The King is Dead; Long Live the King
It’s hard to believe a “must have” communication technology that was popular when I was in college could be obsolete (as some recent headlines have indicated) before my 25th year school reunion this November. Yes, I’m talking about voicemail.
Voicemail is not dying per se, in that it will be entirely dead soon; it’s being replaced by a multitude of other instant communication technologies that people prefer. For some people, it’s overlooked as a first option to connect, because we’ve moved from the world of non-simultaneous voicemail used mainly with desk phones, to a constantly-connected society.
We communicate using a variety of smart devices via voice and instant messaging, fueled by the broad accessibility and real-time presence of who you want to reach. We’ve changed the expectation of seeking instant gratification of getting a response to seconds or minutes, not hours, thus driving the obsession with constantly using and checking mobile devices for activity.
Avaya gets this, and has solutions that let users control how and when they wish to be reached, in which locations on which devices and when. They can be accessible anywhere, anytime and by anyone, or limit access by time, place and device–even by who.
Simple example: Avaya’s Engagement Development Platform enables bankers to set up business rules to ensure their most important investor customers can always reach them, rather than going to voicemail.
If you’re an investor, you want your banker to respond in seconds, because time is money, and leaving a voicemail is just not an option. By enabling the banker to prioritize their most important callers and ensure they are reachable, they provide “white glove” service to the customers who need it the most.
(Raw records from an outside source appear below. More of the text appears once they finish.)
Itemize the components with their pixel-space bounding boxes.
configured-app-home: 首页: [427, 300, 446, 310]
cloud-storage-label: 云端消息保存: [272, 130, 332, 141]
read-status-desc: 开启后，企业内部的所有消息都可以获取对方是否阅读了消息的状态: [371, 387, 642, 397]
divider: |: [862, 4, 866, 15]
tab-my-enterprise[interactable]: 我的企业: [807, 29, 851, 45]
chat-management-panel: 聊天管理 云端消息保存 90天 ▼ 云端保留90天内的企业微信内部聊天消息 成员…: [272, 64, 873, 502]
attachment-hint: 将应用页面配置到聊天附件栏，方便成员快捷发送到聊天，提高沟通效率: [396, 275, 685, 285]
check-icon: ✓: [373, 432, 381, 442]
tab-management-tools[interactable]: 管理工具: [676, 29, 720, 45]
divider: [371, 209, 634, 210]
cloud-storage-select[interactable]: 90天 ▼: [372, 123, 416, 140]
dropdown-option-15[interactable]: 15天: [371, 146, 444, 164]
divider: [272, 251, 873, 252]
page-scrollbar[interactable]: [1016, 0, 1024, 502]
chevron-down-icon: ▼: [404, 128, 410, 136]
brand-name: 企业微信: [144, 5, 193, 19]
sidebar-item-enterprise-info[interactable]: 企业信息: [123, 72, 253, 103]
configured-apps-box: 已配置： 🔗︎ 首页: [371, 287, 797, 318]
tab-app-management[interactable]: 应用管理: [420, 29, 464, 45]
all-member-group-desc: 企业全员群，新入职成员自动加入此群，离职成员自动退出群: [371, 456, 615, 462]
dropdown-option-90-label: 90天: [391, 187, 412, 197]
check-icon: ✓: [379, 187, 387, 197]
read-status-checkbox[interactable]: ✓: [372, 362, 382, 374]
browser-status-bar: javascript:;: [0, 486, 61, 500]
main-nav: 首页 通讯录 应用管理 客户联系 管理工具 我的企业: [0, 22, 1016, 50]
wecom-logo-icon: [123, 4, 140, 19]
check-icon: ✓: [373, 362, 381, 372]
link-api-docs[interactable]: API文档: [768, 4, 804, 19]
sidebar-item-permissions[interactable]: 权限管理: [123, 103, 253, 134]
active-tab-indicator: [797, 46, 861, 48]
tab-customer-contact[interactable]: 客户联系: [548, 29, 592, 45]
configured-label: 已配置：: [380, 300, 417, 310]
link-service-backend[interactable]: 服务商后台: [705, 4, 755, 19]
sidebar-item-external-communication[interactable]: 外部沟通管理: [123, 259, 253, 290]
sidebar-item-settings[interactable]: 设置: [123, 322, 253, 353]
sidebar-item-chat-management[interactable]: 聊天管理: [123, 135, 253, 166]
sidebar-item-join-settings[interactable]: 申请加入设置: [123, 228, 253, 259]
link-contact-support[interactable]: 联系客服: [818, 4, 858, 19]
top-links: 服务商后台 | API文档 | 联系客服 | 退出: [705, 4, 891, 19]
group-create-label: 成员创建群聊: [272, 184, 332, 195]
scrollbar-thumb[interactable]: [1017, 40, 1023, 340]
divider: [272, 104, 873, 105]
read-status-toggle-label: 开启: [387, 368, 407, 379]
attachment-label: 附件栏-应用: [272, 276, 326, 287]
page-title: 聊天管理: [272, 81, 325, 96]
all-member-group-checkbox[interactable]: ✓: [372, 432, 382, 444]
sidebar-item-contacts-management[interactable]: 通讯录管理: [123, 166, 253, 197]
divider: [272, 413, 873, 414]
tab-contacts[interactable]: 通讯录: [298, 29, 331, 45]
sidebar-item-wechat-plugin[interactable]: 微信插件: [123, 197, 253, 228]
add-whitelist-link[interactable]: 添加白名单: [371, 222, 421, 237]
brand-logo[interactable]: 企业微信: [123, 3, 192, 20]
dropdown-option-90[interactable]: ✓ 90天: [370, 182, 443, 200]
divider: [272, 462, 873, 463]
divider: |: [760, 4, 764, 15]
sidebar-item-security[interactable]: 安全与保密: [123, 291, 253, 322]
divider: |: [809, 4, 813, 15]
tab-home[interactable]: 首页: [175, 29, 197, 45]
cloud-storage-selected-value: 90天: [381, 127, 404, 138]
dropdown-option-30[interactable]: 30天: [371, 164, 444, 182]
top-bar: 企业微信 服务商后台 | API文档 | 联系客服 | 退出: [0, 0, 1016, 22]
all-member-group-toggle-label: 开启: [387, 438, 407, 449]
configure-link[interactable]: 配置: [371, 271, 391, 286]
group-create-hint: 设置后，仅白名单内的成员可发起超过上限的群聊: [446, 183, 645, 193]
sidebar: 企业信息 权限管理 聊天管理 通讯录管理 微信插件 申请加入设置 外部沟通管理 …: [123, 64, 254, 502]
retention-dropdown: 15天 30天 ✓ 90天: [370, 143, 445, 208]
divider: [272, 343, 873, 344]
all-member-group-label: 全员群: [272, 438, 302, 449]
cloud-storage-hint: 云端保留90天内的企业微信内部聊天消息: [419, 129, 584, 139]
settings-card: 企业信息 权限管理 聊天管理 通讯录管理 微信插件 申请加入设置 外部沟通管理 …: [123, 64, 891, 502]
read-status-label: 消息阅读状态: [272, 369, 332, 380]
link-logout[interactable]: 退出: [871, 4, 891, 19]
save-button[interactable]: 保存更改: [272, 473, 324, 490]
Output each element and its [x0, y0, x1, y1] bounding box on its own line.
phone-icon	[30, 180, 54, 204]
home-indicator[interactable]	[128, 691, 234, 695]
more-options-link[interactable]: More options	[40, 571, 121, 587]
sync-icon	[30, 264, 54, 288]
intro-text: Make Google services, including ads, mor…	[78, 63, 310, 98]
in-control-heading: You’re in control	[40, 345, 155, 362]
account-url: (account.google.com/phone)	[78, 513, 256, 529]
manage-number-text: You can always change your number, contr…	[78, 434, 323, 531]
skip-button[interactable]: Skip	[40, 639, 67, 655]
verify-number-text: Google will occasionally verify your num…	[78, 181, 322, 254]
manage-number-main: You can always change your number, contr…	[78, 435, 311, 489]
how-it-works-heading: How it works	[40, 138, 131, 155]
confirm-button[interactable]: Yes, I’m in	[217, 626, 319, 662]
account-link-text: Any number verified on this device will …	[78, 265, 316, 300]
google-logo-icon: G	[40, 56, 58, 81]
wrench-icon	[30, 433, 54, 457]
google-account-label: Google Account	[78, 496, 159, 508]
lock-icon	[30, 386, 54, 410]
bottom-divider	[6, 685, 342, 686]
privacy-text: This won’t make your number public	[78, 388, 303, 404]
The message is clear–a voicemail message won’t be sufficient if the answer comes back after the market has closed. To prevent that investor’s account from being closed, this bank gets it. They know the rules of customer engagement are to satisfy the requirements whereby every business is different, and knowing the expectations difference between customers is knowing how to serve and retain them.
Voicemail will continue to be relevant for some organizations. It’s part of their culture and way of doing business. For others, not as much. But the largest group we see are those evolving to solutions that allow ‘fit for purpose’ – meaning, whatever the user and situation calls for, it’s at their fingertips.
We see all ends of the spectrum, and Avaya’s engagement solutions span the spectrum for realtime and non-realtime communications–including leaving text messages to be retrieved immediately, instead of leaving a voice message. For example, people frequently send SMS messages to my Avaya phone number, which also appears on my business card, and it magically appears on my personal iPhone and iPad while keeping my personal number private.
Over the past several years, we have invested in virtually every form of media. We want customers to have what’s right for their business and can provide voicemail if they so choose and evolve their systems to include those alternatives to voicemail. Give employees the power to be reachable when and how they wish to be reached, and they will be more productive. You are the CIO of yourself, and simplicity of making communications available gets results.